Ein internationales Journalistenkonsortium hat neue Vorwürfe gegen den israelischen Überwachungssoftware-Anbieter NSO veröffentlicht. IT-Experten fanden den Berichten zufolge auf 37 Smartphones von Journalisten, Menschenrechtlern, deren Familienangehörigen und Geschäftsleuten Spuren von Angriffen mit der Pegasus-Software des Unternehmens.
Die Nummern seien Teil eines Datensatzes von mehr als 50'000 Telefonnummern, den die Journalisten gemeinsam mit den Organisationen Forbidden Stories und Amnesty International auswerteten. Die Nummern sollen den Berichten zufolge von NSO-Kunden als potenzielle Ausspähziele ausgewählt worden sein.
NSO wies die Vorwürfe am Sonntag vehement zurück. NSO-Anwalt Thomas Clare sagte gegenüber der 'Washington Post', die an der Untersuchung beteiligt war, das Journalistenteam habe "offenbar entscheidende Quelldaten, auf die es sich stützt, falsch interpretiert und falsch charakterisiert." Die Vorwürfe seien "so empörend und weit von der Realität entfernt", dass NSO eine Verleumdungsklage erwäge.
NSO betont gegenüber der
'Washington Post' weiter, dass es die Systeme, die es an "überprüfte Regierungskunden" verkaufe, nicht betreibe und keinen Zugriff auf die Daten der Zielpersonen seiner Kunden habe.
Dem israelischen Unternehmen war bereits in der Vergangenheit vorgeworfen worden, mit der Software Pegasus totalitären Regierungen
bei der Ausspähung von Journalisten und Dissidenten geholfen zu haben.
Bei Pegasus handelt es sich laut dem Security-Unternehmen Avast um ein Remote Access Tool mit Spyware-Eigenschaften. Die Android-Varianten können demnach Daten von beliebten Messenger-Plattformen wie Whatsapp, Facebook und Viber sowie E-Mail-Programmen und Browsern extrahieren. Die Spyware sei in der Lage, den Bildschirm der Benutzer aus der Ferne zu überwachen, Screenshots zu erstellen und die Eingaben auf dem Gerät per Keylogging aufzuzeichnen.

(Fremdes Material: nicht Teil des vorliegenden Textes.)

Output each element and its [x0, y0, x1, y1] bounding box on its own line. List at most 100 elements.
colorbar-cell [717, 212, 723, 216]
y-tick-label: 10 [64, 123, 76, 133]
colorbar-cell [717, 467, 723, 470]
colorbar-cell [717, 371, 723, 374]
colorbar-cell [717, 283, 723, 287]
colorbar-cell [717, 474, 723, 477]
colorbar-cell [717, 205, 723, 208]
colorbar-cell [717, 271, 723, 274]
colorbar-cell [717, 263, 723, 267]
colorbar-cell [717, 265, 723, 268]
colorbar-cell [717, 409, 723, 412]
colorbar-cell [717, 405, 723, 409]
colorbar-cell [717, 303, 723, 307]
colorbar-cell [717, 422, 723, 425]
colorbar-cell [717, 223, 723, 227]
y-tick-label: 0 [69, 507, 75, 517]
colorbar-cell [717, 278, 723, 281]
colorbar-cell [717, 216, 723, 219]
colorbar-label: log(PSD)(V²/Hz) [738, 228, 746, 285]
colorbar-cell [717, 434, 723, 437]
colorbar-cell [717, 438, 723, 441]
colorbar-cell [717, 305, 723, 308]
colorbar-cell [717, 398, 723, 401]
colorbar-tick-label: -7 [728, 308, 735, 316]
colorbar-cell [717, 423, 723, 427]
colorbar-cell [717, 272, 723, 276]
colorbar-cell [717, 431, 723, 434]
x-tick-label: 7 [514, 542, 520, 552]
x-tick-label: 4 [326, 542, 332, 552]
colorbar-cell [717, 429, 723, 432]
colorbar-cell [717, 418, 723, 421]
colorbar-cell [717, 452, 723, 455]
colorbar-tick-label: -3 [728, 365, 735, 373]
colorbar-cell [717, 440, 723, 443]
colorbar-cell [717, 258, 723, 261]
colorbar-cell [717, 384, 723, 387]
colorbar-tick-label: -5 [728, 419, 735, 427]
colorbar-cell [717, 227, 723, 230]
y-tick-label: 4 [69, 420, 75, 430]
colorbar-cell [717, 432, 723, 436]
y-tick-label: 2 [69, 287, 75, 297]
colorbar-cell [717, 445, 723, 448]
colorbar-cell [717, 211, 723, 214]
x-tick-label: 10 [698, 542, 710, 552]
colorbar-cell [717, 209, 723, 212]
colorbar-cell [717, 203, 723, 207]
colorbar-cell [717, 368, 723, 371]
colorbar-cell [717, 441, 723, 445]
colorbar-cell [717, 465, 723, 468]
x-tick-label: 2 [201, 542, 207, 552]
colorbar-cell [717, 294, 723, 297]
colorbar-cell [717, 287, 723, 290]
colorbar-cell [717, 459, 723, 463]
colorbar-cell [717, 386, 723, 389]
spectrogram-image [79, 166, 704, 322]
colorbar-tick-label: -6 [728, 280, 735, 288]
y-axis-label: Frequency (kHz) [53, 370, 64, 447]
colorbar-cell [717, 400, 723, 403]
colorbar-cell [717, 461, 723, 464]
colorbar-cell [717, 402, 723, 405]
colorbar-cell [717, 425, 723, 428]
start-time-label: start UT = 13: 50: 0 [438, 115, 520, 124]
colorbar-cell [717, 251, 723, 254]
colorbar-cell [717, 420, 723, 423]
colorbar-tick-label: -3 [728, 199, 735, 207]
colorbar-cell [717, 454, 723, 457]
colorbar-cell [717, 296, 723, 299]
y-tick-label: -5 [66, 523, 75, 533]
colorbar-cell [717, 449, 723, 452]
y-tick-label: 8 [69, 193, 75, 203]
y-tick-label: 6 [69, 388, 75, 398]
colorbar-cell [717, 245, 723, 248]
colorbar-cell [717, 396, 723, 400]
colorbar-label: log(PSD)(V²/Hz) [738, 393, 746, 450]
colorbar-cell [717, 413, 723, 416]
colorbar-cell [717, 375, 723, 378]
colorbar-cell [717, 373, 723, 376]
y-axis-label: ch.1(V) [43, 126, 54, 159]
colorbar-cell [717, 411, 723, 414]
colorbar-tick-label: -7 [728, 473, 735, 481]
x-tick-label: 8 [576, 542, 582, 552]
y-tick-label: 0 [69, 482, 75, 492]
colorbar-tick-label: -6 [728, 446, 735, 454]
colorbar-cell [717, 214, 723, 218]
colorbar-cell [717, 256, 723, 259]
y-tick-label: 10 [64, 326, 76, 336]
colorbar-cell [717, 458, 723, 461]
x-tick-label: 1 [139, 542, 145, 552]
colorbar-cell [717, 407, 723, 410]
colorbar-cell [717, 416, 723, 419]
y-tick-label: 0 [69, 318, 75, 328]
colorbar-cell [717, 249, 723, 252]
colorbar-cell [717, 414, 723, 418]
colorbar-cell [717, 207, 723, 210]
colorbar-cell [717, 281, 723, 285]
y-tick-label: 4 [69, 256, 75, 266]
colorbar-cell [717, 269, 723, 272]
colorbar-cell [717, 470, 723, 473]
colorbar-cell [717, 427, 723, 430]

Exportbeschränkungen gefordert
In einer Erklärung prangert die Menschenrechtsorganisation Amnesty International an, was sie als "den weitgehenden Mangel an Regulierung" von Überwachungssoftware bezeichnet. Solange NSO und die gesamte Branche nicht beweisen können, "dass sie in der Lage sind, Menschenrechte zu respektieren, muss es ein sofortiges Moratorium für den Export, den Verkauf, den Transfer und die Nutzung von Überwachungstechnologie geben", schreiben die Menschenrechtler.
Nach den Berichten fordert auch die Vorsitzende der Deutschen Journalistinnen- und Journalisten-Union (dju), Monique Hofmann, Einschränkungen für den Export von Überwachungstechnologie. "Autoritäre Staaten nutzen Pegasus, um kritische und oppositionelle Stimmen zum Schweigen zu bringen", betonte sie. "Ausspäh-Software darf nicht an Staaten geliefert werden, in denen immer wieder Menschenrechte verletzt werden." Erst in diesem Jahr habe die Europäische Union mit der Reform der Dual-Use-Verordnung die Chance auf eine solche starke Regulierung verpasst.